La victoria del conservador Mark Rutte en las elecciones holandesas supone un gran alivio para Europa. Su principal contrincante, Geert Wilders, que durante meses lideró las encuestas, abogaba por seguir los pasos de Reino Unido y sacar al país de la UE. La movilización del electorado, particularmente en las zonas urbanas, ha evitado esa posibilidad.
El resultado permite además contener un posible efecto contagio en Francia, que debe ir a las urnas dentro de un mes, y en Alemania, que lo hará después del verano. Tras el brexit y el triunfo contra pronóstico de Donald Trump en EE.UU., los comicios holandeses eran el primer test del año para comprobar la fuerza del populismo.
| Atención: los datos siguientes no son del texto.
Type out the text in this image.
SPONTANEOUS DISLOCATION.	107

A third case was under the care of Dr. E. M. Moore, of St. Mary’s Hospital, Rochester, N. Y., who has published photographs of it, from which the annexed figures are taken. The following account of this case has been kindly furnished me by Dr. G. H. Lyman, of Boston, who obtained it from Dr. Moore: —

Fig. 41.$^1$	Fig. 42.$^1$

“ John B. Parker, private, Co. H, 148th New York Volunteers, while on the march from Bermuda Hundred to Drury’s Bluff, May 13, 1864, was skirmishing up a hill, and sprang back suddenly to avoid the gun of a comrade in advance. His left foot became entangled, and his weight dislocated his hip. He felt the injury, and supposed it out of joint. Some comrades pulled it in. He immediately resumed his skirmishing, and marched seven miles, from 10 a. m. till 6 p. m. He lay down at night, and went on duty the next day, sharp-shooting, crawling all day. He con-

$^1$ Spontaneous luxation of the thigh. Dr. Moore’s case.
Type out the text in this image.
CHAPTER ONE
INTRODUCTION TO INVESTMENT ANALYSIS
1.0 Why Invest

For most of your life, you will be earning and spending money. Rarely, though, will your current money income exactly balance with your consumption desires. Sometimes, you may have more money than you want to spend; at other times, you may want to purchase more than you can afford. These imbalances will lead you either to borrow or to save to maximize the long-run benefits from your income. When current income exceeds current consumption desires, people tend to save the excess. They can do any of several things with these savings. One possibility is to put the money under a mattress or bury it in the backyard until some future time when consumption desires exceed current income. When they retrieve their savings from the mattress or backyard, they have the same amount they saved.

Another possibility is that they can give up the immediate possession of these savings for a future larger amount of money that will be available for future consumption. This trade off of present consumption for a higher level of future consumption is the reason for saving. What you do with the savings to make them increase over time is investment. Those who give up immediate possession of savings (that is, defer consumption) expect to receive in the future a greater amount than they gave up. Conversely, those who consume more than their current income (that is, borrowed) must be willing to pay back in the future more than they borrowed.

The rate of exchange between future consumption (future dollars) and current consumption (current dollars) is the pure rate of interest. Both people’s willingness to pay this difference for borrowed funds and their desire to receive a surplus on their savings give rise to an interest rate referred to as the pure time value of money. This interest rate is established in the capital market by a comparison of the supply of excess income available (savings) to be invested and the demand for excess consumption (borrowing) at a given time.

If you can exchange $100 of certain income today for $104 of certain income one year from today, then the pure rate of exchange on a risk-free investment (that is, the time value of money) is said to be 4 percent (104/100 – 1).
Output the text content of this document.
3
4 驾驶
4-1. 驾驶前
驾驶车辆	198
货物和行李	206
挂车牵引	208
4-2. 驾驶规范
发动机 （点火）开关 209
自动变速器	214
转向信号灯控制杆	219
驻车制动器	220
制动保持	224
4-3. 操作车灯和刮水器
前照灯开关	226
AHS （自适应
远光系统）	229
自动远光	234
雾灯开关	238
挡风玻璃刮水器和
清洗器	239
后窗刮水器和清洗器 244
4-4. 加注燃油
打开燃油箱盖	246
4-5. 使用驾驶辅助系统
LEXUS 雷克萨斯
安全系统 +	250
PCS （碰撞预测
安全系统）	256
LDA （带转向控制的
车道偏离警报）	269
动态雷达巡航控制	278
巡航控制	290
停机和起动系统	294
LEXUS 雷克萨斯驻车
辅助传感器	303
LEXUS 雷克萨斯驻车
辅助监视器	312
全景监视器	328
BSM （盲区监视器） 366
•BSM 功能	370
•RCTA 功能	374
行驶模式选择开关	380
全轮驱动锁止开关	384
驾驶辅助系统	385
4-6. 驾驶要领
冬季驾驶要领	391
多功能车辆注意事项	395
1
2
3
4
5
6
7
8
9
Sin embargo sería un error pensar que la remontada de Rutte sirve para pasar la página de los movimientos antieuropeístas y xenófobos o para cerrar la sangría de los partidos tradicionales. De hecho, el gran derrotado es el socialdemócrata Partido del Trabajo (PvdA), que se desploma y se convierte en un partido irrelevante.
Sólo una batalla
Es cierto que la victoria de los conservadores holandeses garantiza que el proyecto europeo sigue vivo. Hubiera sido una catástrofe que uno de los países fundadores de la Unión se diera de baja. Pero una vez que los grandes partidos europeos le han visto las orejas al lobo, deben saber reaccionar.
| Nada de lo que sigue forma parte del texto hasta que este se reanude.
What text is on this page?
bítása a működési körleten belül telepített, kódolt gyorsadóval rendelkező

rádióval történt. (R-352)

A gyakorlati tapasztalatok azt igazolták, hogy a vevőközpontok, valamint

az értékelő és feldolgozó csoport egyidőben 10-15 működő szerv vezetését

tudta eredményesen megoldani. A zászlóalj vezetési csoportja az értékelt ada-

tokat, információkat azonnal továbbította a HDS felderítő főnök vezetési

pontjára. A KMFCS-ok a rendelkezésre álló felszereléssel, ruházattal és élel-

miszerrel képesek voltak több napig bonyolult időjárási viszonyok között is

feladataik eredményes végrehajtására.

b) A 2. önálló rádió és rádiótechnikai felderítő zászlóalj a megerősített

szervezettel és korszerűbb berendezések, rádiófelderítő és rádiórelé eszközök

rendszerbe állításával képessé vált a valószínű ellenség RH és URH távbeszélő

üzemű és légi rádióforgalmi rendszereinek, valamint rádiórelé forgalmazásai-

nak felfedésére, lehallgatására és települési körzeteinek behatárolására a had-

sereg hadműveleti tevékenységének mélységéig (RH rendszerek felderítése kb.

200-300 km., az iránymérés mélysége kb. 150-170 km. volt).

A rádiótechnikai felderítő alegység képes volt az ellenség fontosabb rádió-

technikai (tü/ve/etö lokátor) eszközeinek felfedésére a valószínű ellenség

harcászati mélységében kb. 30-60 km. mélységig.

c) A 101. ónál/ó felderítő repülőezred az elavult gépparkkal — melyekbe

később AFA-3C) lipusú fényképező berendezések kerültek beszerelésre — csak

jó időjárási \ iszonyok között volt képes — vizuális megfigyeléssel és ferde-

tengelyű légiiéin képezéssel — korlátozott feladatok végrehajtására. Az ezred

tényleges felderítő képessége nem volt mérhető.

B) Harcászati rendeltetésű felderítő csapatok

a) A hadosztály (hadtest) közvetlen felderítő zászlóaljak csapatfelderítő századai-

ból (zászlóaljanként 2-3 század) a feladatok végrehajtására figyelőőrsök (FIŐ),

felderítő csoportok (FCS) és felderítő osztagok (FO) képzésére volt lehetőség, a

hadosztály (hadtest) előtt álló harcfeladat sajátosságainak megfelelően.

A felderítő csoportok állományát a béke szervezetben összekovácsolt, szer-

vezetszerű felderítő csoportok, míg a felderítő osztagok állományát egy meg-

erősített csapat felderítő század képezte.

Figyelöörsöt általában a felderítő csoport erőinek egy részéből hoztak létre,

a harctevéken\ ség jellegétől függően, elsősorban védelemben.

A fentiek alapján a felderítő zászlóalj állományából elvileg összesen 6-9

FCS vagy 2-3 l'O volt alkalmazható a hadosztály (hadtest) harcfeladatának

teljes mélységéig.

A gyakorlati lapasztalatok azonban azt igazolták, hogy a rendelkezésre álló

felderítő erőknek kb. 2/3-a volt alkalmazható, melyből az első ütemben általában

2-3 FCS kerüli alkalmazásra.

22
La herida de la socialdemocracia sigue agrandándose en todo el continente y obliga a sus líderes a iniciar una profunda revisión de sus planteamientos. Los conservadores, a falta de mejores argumentos, se han visto en la necesidad de adoptar parte de la retórica populista por miedo a quedarse en la cuneta. Por todo ello, no cabe echar las campanas al vuelo. Las elecciones de Holanda deben servir de estímulo. Este miércoles sólo se ha ganado una batalla al extremismo, pero habrá otras.